There are so many lovely quotes by wonderful people about losing yourself in a hike or the wilderness:
“The old school of thought would have you believe that you’d be a fool to take on nature without arming yourself with every conceivable measure of safety and comfort under the sun. But that isn’t what being in nature is all about. Rather, it’s about feeling free, unbounded, shedding the distractions and barriers of our civilization—not bringing them with us.”
― Ryel Kestenbaum,
“How do you distinguish between being off-route and putting up a first ascent ?” — Bruce Bindner
“The contented person enjoys the scenery of a detour.” — Unknown
“The place where you lose the trail is not necessarily the place where it ends.” — Tom Brown, Jr.
“All that glitters is not gold. All who wander are not lost.” –William Shakespeare
To some extent, I agree. Nature is a wild, wonderful thing, and nothing delights me more than setting off and having an experience I never could have predicted, whether it’s a last-minute, new-to-me trail decision, an up-close encounter with wildlife, or accidentally veering off the beaten path and discovering new, exhilarating adventures.
However…I would be remiss if I don’t add one caveat: You need to be prepared to be spontaneous.
Recently, I had a bit of a jolt when I read online that two French tourists died hiking in White Sands National Monument earlier this month. The family of three set out among the dunes with only 2 20oz bottles of water (total), got lost surrounded by all the brilliant blinding sand, and, running out of water, the parents make the courageous decision to give their young son the majority of what they had, saving his life at the expense of their own.
I’ve hiked the exact same trail as that French family.
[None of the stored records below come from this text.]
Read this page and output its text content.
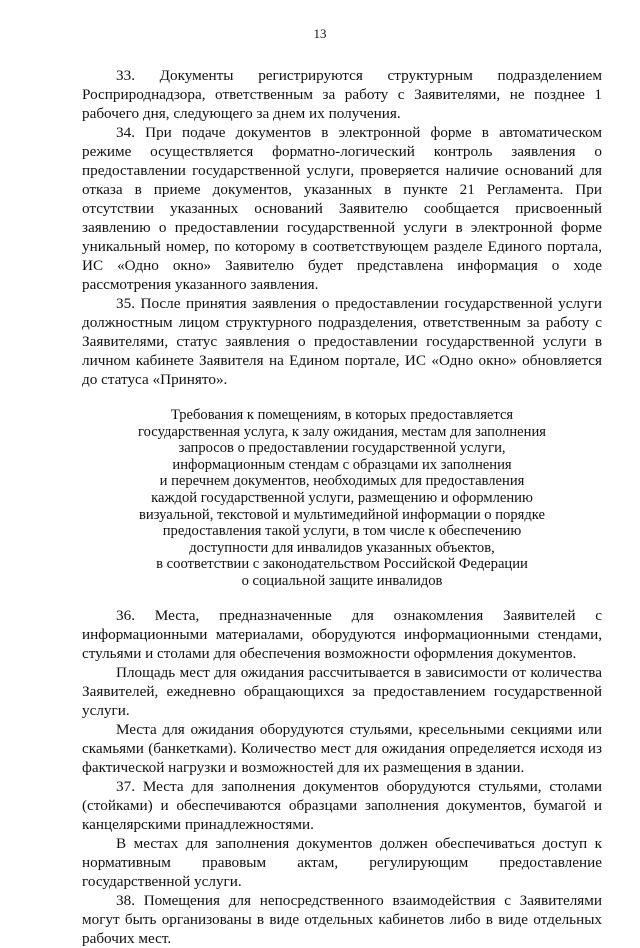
13

33. Документы регистрируются структурным подразделением Росприроднадзора, ответственным за работу с Заявителями, не позднее 1 рабочего дня, следующего за днем их получения.

34. При подаче документов в электронной форме в автоматическом режиме осуществляется форматно-логический контроль заявления о предоставлении государственной услуги, проверяется наличие оснований для отказа в приеме документов, указанных в пункте 21 Регламента. При отсутствии указанных оснований Заявителю сообщается присвоенный заявлению о предоставлении государственной услуги в электронной форме уникальный номер, по которому в соответствующем разделе Единого портала, ИС «Одно окно» Заявителю будет представлена информация о ходе рассмотрения указанного заявления.

35. После принятия заявления о предоставлении государственной услуги должностным лицом структурного подразделения, ответственным за работу с Заявителями, статус заявления о предоставлении государственной услуги в личном кабинете Заявителя на Едином портале, ИС «Одно окно» обновляется до статуса «Принято».

Требования к помещениям, в которых предоставляется
государственная услуга, к залу ожидания, местам для заполнения
запросов о предоставлении государственной услуги,
информационным стендам с образцами их заполнения
и перечнем документов, необходимых для предоставления
каждой государственной услуги, размещению и оформлению
визуальной, текстовой и мультимедийной информации о порядке
предоставления такой услуги, в том числе к обеспечению
доступности для инвалидов указанных объектов,
в соответствии с законодательством Российской Федерации
о социальной защите инвалидов

36. Места, предназначенные для ознакомления Заявителей с информационными материалами, оборудуются информационными стендами, стульями и столами для обеспечения возможности оформления документов.

Площадь мест для ожидания рассчитывается в зависимости от количества Заявителей, ежедневно обращающихся за предоставлением государственной услуги.

Места для ожидания оборудуются стульями, кресельными секциями или скамьями (банкетками). Количество мест для ожидания определяется исходя из фактической нагрузки и возможностей для их размещения в здании.

37. Места для заполнения документов оборудуются стульями, столами (стойками) и обеспечиваются образцами заполнения документов, бумагой и канцелярскими принадлежностями.

В местах для заполнения документов должен обеспечиваться доступ к нормативным правовым актам, регулирующим предоставление государственной услуги.

38. Помещения для непосредственного взаимодействия с Заявителями могут быть организованы в виде отдельных кабинетов либо в виде отдельных рабочих мест.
I stepped where they stepped. I saw what they saw. Reading of their deaths disturbed me on multiple levels.
I’m all for losing yourself metaphorically and philosophically on the trail, but it never ceases to blow my mind when I see people setting out on a hike woefully under prepared. Years ago as a novice experienced hiker, I almost got heat stroke from not carrying enough water in the mountains, and that is a mistake I have never made again. Now, as a seasoned hiker, I know to always carry more water than I think I’ll need – that way I’m prepared for heat, humidity, elevation, and/or trails that might not match up exactly with whatever map I’ve looked at. Plus I have the option to make last minute changes, like scrapping the originally planned hike for one with more mileage, or finishing my hike, feeling great, and deciding to tackle another trail afterwards. Some of the most memorable hikes I’ve done have been results of spontaneity, from Balcony House at Mesa Verde National Park to the Hoodoos at Bryce Canyon to the Elkmont Historical District, and each time I had my hydration pack and backpack, which made the experience so much more easy and enjoyable.
There are more items I carry religiously with me when I hike other than a surplus of water (i.e. snacks high in protein, first aid kit, etc.), but my point is don’t be afraid to get lost, as long as you’re prepared to get lost.